Il fatto era che Sordi non era prigioniero di un ruolo perché era un vero attore, non un caratterista. Non rimase incollato a nessun cliché, anche se sapeva benissimo che accondiscendere ai gusti del pubblico gli avrebbe garantito maggiori soddisfazioni al botteghino. Era insomma tutto il contrario della maggior parte dei nuovi comici (oggi sempre meno nuovi, e anche meno comici), prigionieri dei loro personaggi: lo sfigato che alla fine riesce a imbroccare la strafiga (o magari ne viene imbroccato), l’ipocondriaco cronico, il nevrotico che ha fatto la bassa di sussistenza dallo psicanalista, il puttaniere pasticcione.
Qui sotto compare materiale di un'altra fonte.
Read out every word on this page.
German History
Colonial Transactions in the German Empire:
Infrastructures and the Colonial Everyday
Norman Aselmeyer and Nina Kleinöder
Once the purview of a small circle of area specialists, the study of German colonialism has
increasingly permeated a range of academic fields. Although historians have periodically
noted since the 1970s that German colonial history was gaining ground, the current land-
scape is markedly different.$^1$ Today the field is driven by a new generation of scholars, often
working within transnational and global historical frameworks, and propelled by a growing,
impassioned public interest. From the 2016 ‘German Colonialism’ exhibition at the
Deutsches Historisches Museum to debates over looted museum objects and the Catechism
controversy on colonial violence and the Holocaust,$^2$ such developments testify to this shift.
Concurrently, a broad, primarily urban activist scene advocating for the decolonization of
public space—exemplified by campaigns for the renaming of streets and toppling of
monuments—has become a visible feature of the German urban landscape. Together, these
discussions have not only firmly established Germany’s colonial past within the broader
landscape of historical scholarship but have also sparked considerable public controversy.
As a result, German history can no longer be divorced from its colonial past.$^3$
Sordi è stato tutto, anche il malato immaginario (ma quello di Molière), anche l’eroico aviatore dei Tre aquilotti, anche il tenentino di Giarabub e di Tutti a casa, anche l’Americano di Roma e l’anglofilo impenitente di Fumo di Londra (non un suo capolavoro), anche il partigiano deluso di Una vita difficile, anche l’aspirante imboscato capace di morire da eroe della Grande guerra. Lo è stato anche perché era capace di interpretare tutti, perché veniva dal vero cinema (e anche dalla dura scuola dell’avanspettacolo) non dal cabaret. E pazienza se, come sosteneva Pasolini, i suoi film facevano ridere solo noi italiani, non i francesi o gli inglesi: non eravamo noi a mancare di gusto, erano loro a essere privi di senso dell’humour.
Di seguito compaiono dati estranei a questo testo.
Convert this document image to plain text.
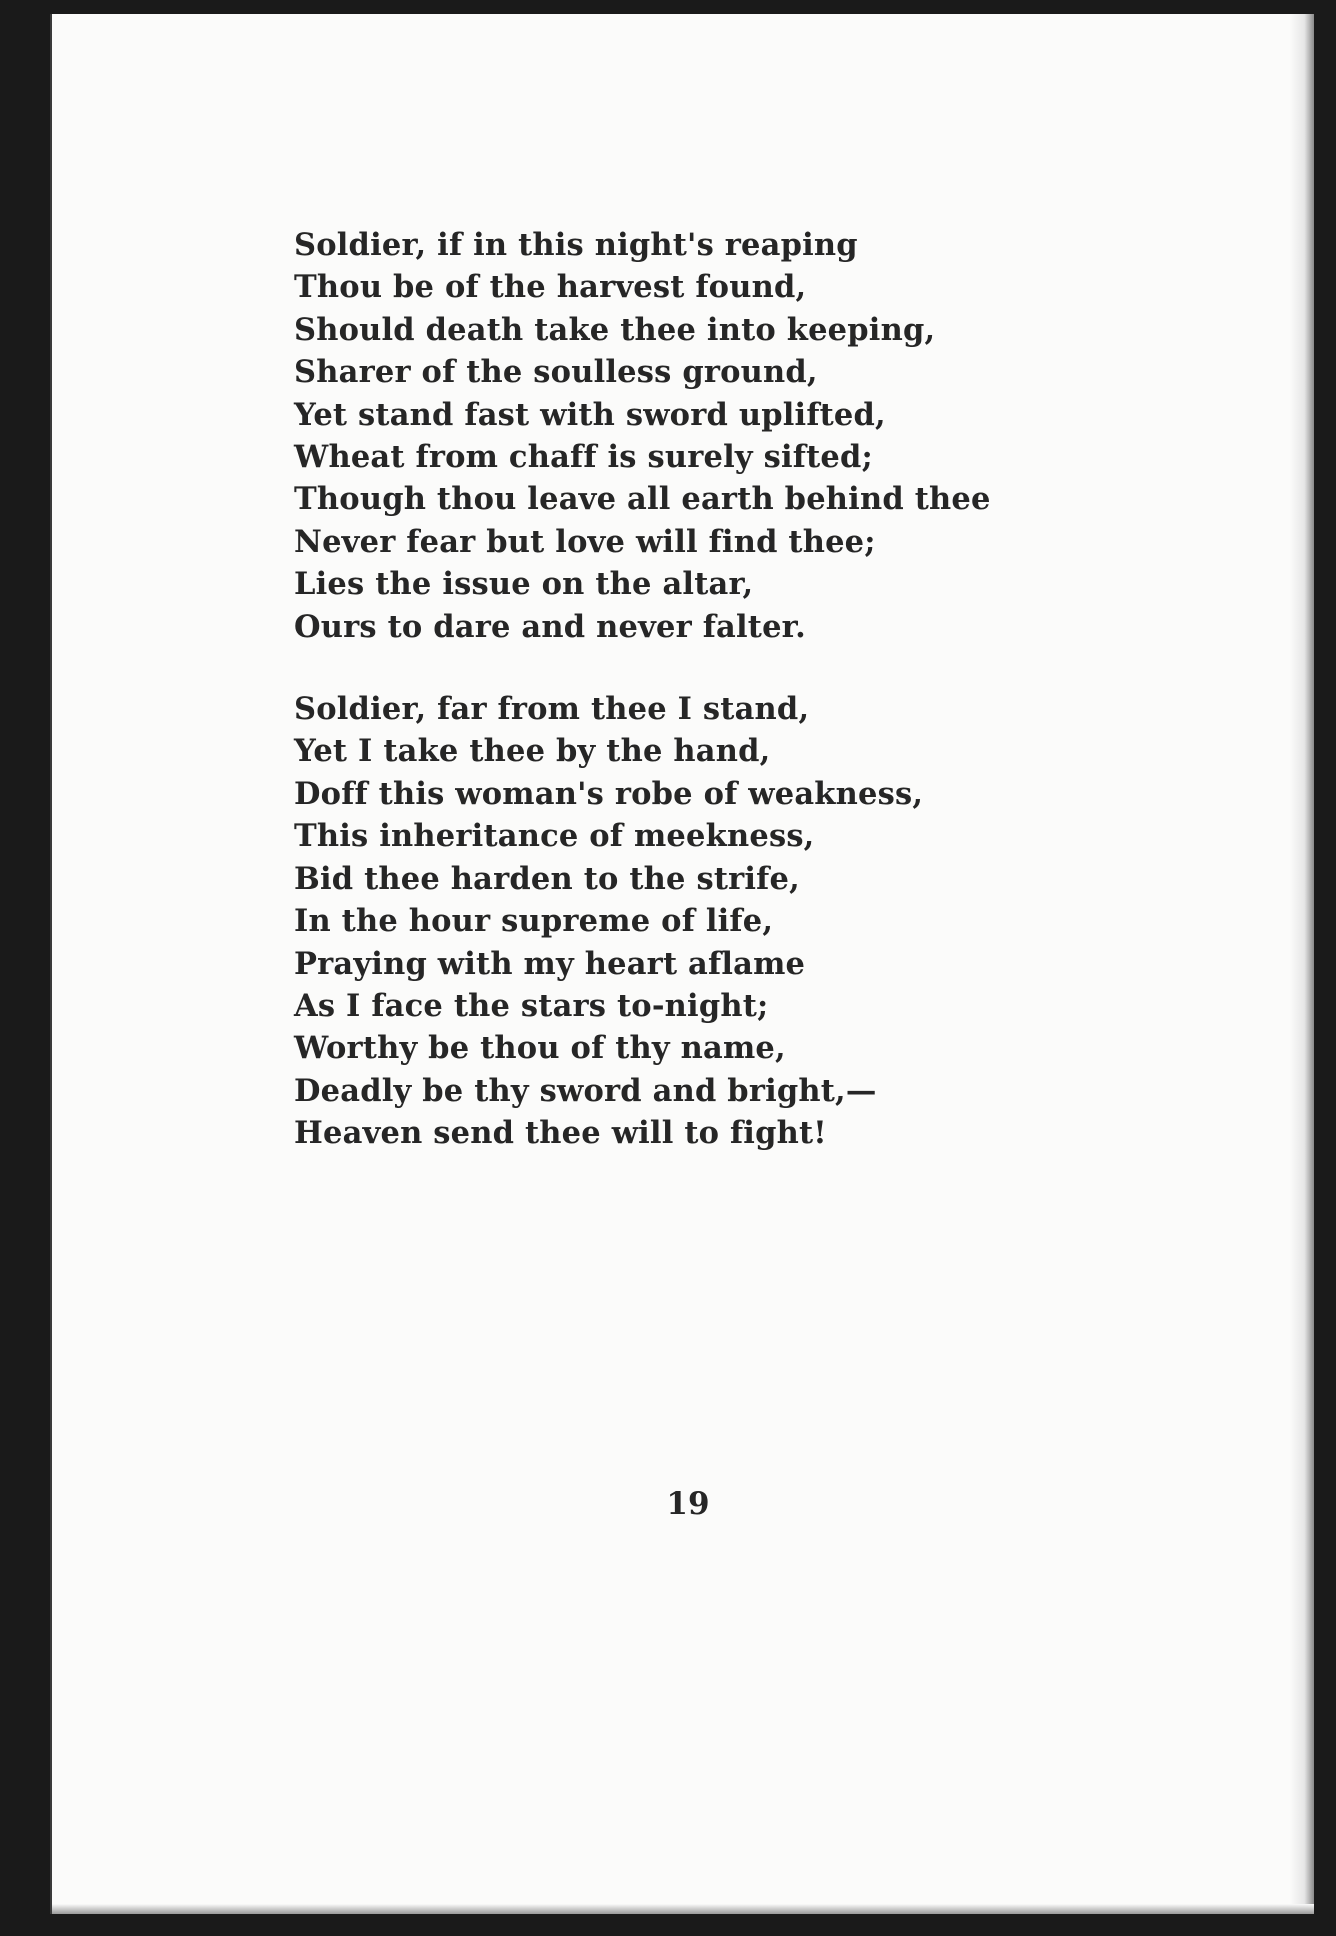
Soldier, if in this night's reaping
Thou be of the harvest found,
Should death take thee into keeping,
Sharer of the soulless ground,
Yet stand fast with sword uplifted,
Wheat from chaff is surely sifted;
Though thou leave all earth behind thee
Never fear but love will find thee;
Lies the issue on the altar,
Ours to dare and never falter.
Soldier, far from thee I stand,
Yet I take thee by the hand,
Doff this woman's robe of weakness,
This inheritance of meekness,
Bid thee harden to the strife,
In the hour supreme of life,
Praying with my heart aflame
As I face the stars to-night;
Worthy be thou of thy name,
Deadly be thy sword and bright,—
Heaven send thee will to fight!
19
Nella vita privata, Sordi può essere rimasto più o meno simpatico. Sergio Jacquier, uno dei più grandi dialogisti italiani, mi confessò di non averlo mai potuto sopportare. Altri ricordano la sua generosità e la sua cordialità. Ma come attore è stato forse l’ultimo dei nostri classici, come Montale definì Guido Gozzano, e, ribaltando la celebre invettiva di Nanni Moretti in Ecce Bombo (film per altro eccellente del regista romano: uno dei pochi), sarebbe doveroso domandarsi: “Ma ce lo siamo davvero meritato, un grande attore come Sordi?”

p.s. a proposito della scena di Nestore l’ultima corsa che si svolge ai macelli: se è arduo restare antisemiti dopo essere stati ad Auschwitz, è difficile rimanere carnivori dopo aver visto un mattatoio.